Depending on the pressed key the speed or the heading velocity has to be increased or decreased. To do so, the following code has to be executed each time the task is executed.

int KeyboardInputTask::on_execute()
{
	if(kbhit()) {
		char c = getchar();

		/*Arrow keys*/
		if (c == '\033') { // if the first value is esc
			getchar(); // skip the [
			switch(getchar()) { // the real value
				case 'A':
					std::cout << "Accelerating" << std::endl;
					x += 150;
					break;
				case 'B':
					std::cout << "Decreasing speed" << std::endl;
					x -= 150;
					break;
				case 'C':
					std::cout << "Shifting steering to right" << std::endl;
					omega -= 0.2;
					break;
				case 'D':
					std::cout << "Shifting steering to left" << std::endl;
					omega += 0.2;
					break;
			}
		/*WASD*/
		}else if(c == 'w') {
			std::cout << "Accelerating" << std::endl;
			x += 150;
		} else if (c == 'd') {
			std::cout << "Shifting steering to right" << std::endl;
			omega -= 0.2;
		} else if (c == 'a') {
			std::cout << "Shifting steering to left" << std::endl;
			omega += 0.2;
		} else if (c == 's') {
			std::cout << "Decreasing speed" << std::endl;
			x -= 150;
		} else if (c == 'q') {
			std::cout << "Emergency fullstop" << std::endl;
			x = 0;
			omega = 0;
		}
	}

	CommBasicObjects::CommNavigationVelocity vel;
	vel.set_vX(x);
	vel.set_omega(omega);

	CHS::StatusCode status = COMP->navVelSendClient->send(vel);
}
 
				

If a key is pressed the x or omega variable will be adjusted. The velocity values are then stored in the CommNavigationObject "vel" and send via the SmartSendClient "navVelSendClient".

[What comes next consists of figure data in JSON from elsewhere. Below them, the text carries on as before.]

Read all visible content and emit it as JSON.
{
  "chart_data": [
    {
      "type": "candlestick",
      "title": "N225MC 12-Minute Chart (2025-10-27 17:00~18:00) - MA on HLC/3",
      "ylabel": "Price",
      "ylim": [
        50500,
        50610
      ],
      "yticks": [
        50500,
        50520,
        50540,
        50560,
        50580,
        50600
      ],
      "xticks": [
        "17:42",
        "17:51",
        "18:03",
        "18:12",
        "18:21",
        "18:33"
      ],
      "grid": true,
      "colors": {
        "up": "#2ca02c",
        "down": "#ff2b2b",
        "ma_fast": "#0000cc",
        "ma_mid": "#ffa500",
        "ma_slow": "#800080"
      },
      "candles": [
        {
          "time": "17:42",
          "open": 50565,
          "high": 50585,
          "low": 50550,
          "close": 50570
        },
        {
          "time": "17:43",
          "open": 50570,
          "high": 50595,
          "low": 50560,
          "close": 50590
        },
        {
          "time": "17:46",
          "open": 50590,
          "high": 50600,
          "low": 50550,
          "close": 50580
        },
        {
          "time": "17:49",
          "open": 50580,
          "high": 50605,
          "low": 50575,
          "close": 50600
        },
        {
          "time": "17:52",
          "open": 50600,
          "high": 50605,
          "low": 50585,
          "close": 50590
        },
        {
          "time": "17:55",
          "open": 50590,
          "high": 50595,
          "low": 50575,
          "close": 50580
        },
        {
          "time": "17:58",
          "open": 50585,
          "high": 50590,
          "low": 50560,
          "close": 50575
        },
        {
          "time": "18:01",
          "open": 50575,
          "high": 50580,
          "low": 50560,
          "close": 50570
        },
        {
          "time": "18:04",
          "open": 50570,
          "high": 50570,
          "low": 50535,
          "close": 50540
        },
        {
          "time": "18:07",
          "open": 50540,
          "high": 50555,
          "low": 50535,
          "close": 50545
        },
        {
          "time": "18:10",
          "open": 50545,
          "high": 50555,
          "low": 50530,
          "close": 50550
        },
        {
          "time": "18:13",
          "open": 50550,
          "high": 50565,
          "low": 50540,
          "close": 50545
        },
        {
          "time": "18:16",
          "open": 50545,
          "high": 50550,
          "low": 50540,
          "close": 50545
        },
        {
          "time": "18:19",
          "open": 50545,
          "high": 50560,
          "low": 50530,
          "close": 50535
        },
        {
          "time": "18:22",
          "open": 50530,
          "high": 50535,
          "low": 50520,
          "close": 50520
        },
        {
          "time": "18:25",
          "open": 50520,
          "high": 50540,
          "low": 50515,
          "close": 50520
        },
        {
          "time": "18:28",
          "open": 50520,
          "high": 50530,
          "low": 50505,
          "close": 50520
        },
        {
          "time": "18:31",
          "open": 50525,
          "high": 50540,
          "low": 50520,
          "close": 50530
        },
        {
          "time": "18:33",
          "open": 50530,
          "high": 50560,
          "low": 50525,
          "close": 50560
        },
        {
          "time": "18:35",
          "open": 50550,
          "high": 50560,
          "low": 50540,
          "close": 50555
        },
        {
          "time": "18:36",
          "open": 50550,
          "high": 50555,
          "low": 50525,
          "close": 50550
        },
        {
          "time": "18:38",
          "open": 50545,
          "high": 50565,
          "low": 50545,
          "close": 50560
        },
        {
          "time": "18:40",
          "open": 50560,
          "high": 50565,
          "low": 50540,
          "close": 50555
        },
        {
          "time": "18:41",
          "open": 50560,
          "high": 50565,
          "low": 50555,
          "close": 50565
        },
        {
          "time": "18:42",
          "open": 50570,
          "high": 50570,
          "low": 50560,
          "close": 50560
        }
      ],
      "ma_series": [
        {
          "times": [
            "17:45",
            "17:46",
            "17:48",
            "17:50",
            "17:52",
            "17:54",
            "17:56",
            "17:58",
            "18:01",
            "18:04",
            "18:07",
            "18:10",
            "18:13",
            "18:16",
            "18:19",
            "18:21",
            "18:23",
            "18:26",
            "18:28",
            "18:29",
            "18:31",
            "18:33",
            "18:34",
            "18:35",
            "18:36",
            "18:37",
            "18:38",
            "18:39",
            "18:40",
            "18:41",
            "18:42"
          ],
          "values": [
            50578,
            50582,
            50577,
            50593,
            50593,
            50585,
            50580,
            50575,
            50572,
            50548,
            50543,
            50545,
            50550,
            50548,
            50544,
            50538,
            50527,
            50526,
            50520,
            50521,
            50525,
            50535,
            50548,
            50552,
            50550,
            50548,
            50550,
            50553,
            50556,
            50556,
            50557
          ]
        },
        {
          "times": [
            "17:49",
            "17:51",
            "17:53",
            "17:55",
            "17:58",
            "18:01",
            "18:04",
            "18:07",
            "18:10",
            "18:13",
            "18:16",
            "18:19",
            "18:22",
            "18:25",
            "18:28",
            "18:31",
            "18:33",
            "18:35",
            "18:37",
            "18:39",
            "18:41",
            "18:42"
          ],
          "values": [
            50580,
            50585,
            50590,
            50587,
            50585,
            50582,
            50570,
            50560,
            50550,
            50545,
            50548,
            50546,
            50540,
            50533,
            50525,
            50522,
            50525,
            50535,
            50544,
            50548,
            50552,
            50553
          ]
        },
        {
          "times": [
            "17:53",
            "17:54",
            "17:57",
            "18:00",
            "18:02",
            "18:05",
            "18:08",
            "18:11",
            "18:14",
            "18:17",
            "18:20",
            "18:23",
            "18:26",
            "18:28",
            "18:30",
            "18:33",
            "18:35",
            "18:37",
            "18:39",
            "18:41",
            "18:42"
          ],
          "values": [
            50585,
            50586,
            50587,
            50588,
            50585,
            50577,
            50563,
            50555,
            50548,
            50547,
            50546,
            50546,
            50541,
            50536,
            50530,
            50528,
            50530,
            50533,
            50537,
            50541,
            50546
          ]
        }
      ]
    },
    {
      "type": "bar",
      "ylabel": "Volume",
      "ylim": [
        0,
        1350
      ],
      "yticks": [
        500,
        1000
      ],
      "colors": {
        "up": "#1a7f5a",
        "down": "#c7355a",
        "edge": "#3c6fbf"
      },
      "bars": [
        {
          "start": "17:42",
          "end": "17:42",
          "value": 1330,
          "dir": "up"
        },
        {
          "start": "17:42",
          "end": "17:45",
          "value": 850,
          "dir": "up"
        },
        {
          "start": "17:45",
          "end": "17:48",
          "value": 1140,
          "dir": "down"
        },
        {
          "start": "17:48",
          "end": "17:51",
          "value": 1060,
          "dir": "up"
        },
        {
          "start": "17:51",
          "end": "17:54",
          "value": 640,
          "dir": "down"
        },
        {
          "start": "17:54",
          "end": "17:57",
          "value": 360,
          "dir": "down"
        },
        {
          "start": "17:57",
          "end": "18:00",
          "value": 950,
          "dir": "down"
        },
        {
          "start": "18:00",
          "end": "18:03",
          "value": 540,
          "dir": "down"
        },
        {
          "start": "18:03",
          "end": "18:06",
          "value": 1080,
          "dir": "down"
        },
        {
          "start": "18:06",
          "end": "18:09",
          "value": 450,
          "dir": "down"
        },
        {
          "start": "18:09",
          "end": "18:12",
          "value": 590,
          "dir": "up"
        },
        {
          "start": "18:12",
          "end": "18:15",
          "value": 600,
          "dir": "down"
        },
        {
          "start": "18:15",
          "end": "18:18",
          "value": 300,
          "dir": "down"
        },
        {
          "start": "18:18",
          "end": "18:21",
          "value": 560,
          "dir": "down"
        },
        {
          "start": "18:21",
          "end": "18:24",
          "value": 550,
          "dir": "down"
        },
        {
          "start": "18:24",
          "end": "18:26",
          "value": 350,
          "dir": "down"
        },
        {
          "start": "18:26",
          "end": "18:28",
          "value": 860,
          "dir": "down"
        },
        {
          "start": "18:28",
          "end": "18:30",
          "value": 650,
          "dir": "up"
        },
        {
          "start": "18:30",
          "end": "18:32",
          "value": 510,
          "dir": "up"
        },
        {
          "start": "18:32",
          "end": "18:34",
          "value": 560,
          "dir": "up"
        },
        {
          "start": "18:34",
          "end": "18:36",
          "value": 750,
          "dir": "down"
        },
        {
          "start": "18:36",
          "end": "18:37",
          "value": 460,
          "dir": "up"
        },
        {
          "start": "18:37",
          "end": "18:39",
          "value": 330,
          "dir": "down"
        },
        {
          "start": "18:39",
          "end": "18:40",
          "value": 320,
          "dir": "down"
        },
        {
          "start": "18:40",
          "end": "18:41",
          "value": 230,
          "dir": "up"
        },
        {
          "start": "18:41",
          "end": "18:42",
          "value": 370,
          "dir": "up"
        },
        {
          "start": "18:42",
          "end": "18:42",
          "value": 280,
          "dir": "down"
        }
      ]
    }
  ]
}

In the example above the speed of the robot is increased or decreased by 150[mm/s] and the heading velocity is increased or decreased by 0.2[rad/s]. To make those values configurable store them in SmartComponentParameters. For this purpose a SmartComponentParameter has to be added to the component model. Figure 3.3 shows the SmartKeyboardNavigation component with an added SmartComponentParameter.

The internal parameters speedAcceleration and angularAcceleration are added:

InternalParam Settings{
	speedAcceleration : Double = 150.0
	angularAcceleration : Double = 0.2
}

				

After adding the parameters the code has to be regenerated. Additionally, the code of the "KeyboardInputTask.cc" has to be adapted. The values 150 and 0.2 have to be exchanged by the corresponding parameters:

int KeyboardInputTask::on_execute()
{
	ParameterStateStruct::SettingsType localstate = COMP->getGlobalState().getSettings();
	if(kbhit()) {
		char c = getchar();

		/*Arrow keys*/
		if (c == '\033') { // if the first value is esc
			getchar(); // skip the [
			switch(getchar()) { // the real value
				case 'A':
					std::cout << "Accelerating" << std::endl;
					x += localstate.getSpeedAcceleration();
					break;
				case 'B':
					std::cout << "Decreasing speed" << std::endl;
					x -= localstate.getSpeedAcceleration();
					break;
				case 'C':
					std::cout << "Shifting steering to right" << std::endl;
					omega -= localstate.getAngularAcceleration();
					break;
				case 'D':
					std::cout << "Shifting steering to left" << std::endl;
					omega += localstate.getAngularAcceleration();
					break;
			}
		/*WASD*/
		}else if(c == 'w') {
			std::cout << "Accelerating" << std::endl;
			x += localstate.getSpeedAcceleration();
		} else if (c == 'd') {
			std::cout << "Shifting steering to right" << std::endl;
			omega -= localstate.getAngularAcceleration();
		} else if (c == 'a') {
			std::cout << "Shifting steering to left" << std::endl;
			omega += localstate.getAngularAcceleration();
		} else if (c == 's') {
			std::cout << "Decreasing speed" << std::endl;
			x -= localstate.getSpeedAcceleration();
		} else if (c == 'q') {
			std::cout << "Emergency fullstop" << std::endl;
			x = 0;
			omega = 0;
		}
	}
	vel.set_vX(x);
	vel.set_omega(omega);

	CHS::StatusCode status = COMP->navVelSendClient->send(vel);
}
				

With this the component modeling and implementation is done and the new component can be build (cmake).